Letter to the editor corrects false information about Ohio's SMI exemption from the death penalty
OPPA President-Elect, Megan Testa, MD and Retired Supreme Court Justice Evelyn Stratton's letter to the editor (LTE) was printed online (and in the paper) to address an editorial with false information published recently in the Tribune Chronicle about legislation in both the Ohio House and Senate that would spare individuals from the death penalty IF, at the time of the crime, an individual was diagnosed by a forensic mental health evaluator with one of the five severe mental illness (SMI) diagnoses AND that only those individuals whose SMI was in such a state of severity that it lead to diminished capacity at the time of their crime.
Some of the false claims include:
CLAIM: The court system and appeals process contain years’ worth of options allowing defendants to challenge their criminal conviction based on mental capacity at the time of the crime.

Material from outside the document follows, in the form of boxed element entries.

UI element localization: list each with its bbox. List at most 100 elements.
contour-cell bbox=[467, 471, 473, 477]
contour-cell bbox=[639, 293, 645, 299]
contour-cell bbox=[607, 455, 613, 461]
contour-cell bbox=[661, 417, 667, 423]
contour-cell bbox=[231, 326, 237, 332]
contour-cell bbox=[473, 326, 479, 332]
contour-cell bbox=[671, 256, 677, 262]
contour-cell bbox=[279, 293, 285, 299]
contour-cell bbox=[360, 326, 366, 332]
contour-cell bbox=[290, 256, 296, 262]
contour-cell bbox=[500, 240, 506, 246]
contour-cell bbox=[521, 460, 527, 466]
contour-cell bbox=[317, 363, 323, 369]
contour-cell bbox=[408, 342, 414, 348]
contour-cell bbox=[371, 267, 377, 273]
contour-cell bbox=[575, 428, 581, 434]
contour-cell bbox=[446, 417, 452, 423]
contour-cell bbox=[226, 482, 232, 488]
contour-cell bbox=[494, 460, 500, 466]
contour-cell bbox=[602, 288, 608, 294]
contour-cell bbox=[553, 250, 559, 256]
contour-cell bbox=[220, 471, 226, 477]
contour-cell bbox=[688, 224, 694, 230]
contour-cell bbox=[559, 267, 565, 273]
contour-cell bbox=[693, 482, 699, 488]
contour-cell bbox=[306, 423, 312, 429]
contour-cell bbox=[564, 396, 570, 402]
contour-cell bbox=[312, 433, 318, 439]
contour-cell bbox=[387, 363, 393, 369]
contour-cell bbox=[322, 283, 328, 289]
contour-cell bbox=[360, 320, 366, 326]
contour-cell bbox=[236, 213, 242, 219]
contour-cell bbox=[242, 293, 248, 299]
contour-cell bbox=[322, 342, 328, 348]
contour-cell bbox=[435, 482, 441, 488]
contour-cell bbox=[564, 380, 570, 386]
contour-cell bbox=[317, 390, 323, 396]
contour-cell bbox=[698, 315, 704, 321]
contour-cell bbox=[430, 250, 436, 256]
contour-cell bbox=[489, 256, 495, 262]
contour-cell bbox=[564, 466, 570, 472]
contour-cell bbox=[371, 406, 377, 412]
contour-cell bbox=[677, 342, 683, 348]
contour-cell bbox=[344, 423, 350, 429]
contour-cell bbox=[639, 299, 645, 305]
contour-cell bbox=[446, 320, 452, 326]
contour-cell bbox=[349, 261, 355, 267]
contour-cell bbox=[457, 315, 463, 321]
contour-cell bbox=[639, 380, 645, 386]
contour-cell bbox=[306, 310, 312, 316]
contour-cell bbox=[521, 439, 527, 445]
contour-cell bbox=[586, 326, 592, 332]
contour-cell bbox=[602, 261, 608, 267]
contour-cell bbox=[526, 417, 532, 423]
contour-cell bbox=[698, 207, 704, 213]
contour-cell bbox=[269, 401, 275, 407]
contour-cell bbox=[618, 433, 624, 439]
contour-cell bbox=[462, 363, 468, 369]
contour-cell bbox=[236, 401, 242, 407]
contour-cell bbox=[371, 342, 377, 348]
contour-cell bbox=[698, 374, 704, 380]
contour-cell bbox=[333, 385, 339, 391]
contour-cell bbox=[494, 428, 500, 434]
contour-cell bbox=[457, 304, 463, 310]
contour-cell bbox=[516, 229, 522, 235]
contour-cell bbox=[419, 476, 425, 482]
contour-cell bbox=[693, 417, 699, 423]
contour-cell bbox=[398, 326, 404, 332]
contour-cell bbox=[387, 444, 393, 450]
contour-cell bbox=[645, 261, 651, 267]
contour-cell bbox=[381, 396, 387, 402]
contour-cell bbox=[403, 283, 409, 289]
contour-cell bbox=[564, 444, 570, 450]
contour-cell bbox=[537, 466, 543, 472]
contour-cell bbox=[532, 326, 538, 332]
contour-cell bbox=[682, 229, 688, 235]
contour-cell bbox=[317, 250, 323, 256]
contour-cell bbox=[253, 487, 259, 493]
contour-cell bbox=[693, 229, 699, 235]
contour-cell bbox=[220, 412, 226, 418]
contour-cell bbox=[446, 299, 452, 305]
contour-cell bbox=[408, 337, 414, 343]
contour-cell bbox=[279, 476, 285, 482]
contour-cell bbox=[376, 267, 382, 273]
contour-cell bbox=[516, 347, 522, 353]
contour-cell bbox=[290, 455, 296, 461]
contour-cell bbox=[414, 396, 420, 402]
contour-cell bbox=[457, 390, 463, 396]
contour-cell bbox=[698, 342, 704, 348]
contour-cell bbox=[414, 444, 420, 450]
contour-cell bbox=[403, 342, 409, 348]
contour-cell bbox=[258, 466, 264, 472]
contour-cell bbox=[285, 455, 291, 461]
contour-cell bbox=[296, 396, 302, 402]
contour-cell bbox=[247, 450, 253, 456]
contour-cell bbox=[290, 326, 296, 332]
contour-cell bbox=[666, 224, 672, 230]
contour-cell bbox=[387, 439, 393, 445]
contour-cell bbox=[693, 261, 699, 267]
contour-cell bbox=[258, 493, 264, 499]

FACT: In Ohio there is currently no legal mechanism for courts to consider diminished capacity due to serious mental illness at the time of a capital crime. Atkins claims address Intellectual Disability exclusively, not serious mental illness.
CLAIM: Offering a new appeal option for death row inmates will all but guarantee every one of the 138 killers on Ohio’s death row will initiate new appeals.
FACT: Only 5 to 10 percent, or 10 to 13 inmates, of Ohio’s death row could possibly qualify for exemption.
CLAIM: The Ohio Prosecuting Attorneys Association suggests the bill is so broad it “effectively ends the death penalty” in Ohio.
FACT: The bill would only allow a very narrow set of individuals with both serious mental illness and diminished capacity to seek exemption from execution.